UpToDate has chosen a three-category system of quality of evidence (as reflected in confidence in estimates of effects): high (Grade A), moderate (Grade B), and low quality (Grade C) (see table 1). The strongest evidence comes from systematic reviews that summarize one or more well-designed and well-executed randomized control trials (RCTs) yielding consistent directly applicable results. Strong evidence can also come, under unusual circumstances, from observational studies yielding very large effects.

The moderate strength category is populated by randomized trials with important limitations and by exceptionally strong observational studies. Observational studies, and on occasion RCTs with multiple serious limitations, will fill the low quality evidence category. This categorization follows the principle that all relevant clinical studies provide evidence, the strength of which varies.

Factors that modify the quality of evidence

When RCTs have addressed the impact of alternative management strategies (both benefits and harms) on all relevant outcomes they will yield high quality evidence unless they suffer from one of a number of limitations [8]. The following limitations may decrease the quality of evidence supporting a recommendation (see table 3).

1) Our confidence in recommendations decreases if the available RCTs suffer from major deficiencies that are likely to result in a biased assessment of the treatment effect [9]. These methodological limitations include a very large loss to follow-up, or an unblinded study with subjective outcomes highly susceptible to bias. How lack of blinding can influence the grading is exemplified by a recommendation to treat heparin-induced thrombocytopenia (HIT) complicated by thrombosis with danaparoid sodium. The randomized trial evidence for danaproid use in HIT comes from an unblinded trial in which the outcome was the clinicians' assessment of when the thromboembolism had resolved, a subjective judgement. As a result, an ACCP guideline panel rated the quality of the evidence as moderate rather than strong [10].

2) When several RCTs yield widely differing estimates of treatment effect (heterogeneity or variability in results) investigators look for explanations for that heterogeneity. For instance, drugs may have larger relative effects in sicker, or in less sick, populations. When heterogeneity exists but investigators fail to identify a plausible explanation, the confidence in estimates of effect from even rigorous RCTs is lower [11]. For example, RCTs of pentoxifylline in patients with intermittent claudication have shown conflicting results that so far defy explanation. Acknowledging the unexplained heterogeneity, a guideline panel rated the quality of the evidence for pentoxifylline as moderate, rather than high [12].

3) Investigators may have undertaken RCTs in populations similar, but not identical, to those under consideration.

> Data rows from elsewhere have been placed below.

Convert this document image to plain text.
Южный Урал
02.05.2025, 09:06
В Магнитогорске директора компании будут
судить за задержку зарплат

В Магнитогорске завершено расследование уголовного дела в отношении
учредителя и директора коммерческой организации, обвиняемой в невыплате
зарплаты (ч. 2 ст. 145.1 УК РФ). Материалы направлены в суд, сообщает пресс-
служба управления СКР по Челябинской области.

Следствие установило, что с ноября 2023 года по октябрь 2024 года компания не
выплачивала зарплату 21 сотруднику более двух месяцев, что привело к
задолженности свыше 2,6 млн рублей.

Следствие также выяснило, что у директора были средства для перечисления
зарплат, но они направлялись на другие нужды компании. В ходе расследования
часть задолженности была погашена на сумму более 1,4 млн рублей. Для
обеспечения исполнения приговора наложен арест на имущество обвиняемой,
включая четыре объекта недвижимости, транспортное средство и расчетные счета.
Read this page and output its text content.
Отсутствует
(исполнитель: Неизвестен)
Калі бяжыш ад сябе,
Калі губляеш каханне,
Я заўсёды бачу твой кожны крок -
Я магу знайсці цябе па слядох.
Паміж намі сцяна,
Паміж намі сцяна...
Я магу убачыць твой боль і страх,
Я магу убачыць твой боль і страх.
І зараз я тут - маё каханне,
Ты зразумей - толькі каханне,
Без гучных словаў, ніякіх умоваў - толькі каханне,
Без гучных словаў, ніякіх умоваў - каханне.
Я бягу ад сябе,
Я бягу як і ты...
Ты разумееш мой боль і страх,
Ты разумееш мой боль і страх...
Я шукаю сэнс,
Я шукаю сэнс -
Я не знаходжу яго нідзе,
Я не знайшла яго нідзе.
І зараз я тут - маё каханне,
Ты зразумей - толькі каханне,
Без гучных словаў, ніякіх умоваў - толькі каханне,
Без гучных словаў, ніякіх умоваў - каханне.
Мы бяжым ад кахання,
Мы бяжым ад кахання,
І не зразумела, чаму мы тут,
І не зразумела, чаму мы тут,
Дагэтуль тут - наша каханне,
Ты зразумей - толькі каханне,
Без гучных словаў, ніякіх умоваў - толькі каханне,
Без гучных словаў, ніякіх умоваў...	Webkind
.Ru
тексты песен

Editors should consider this indirect evidence and, to the extent they are uncertain about the applicability to their relevant population, rate down the quality of the evidence [13]. For instance, while graduated compression stockings have proved of benefit in a variety of populations at risk of venous thrombosis, they have never been tested directly in trauma patients. An ACCP guideline panel judged the available RCTs relevant to trauma patients in whom administration of low molecular weight heparin is contraindicated, but because of concern about generalizing from other populations (that is, concern about the indirectness of the evidence), rated the quality of the evidence as moderate [14].

Indirectness may also apply to the intervention (RCTs of similar but not identical interventions, different doses and formulations, for instance) and outcomes (RCTs measuring laboratory exercise capacity, for instance, when a panel is really interested in quality of life improvement). Consider sigmoidoscopic screening for colon cancer. The relevant evidence includes not only direct but weak evidence from observational studies, but also stronger but indirect evidence from randomized trials of fecal occult blood screening.

4) Investigators may have conducted RCTs but included very few patients, and observed very few events [15]. For instance, a well-designed and rigorously conducted RCT addressed the use of nadroparin, a low molecular weight heparin, in patients with cerebral venous sinus thrombosis. Of 30 treated patients, 3 had a poor outcome, as did 6 of 29 patients in the control group. The investigators' analysis suggests a 38 percent reduction in relative risk of a poor outcome, but the result was not statistically significant [16]. Because of the small number of patients, and small number of events, a guideline panel judged the quality of the evidence for anticoagulation in cerebral sinus thrombosis as moderate rather than high [17].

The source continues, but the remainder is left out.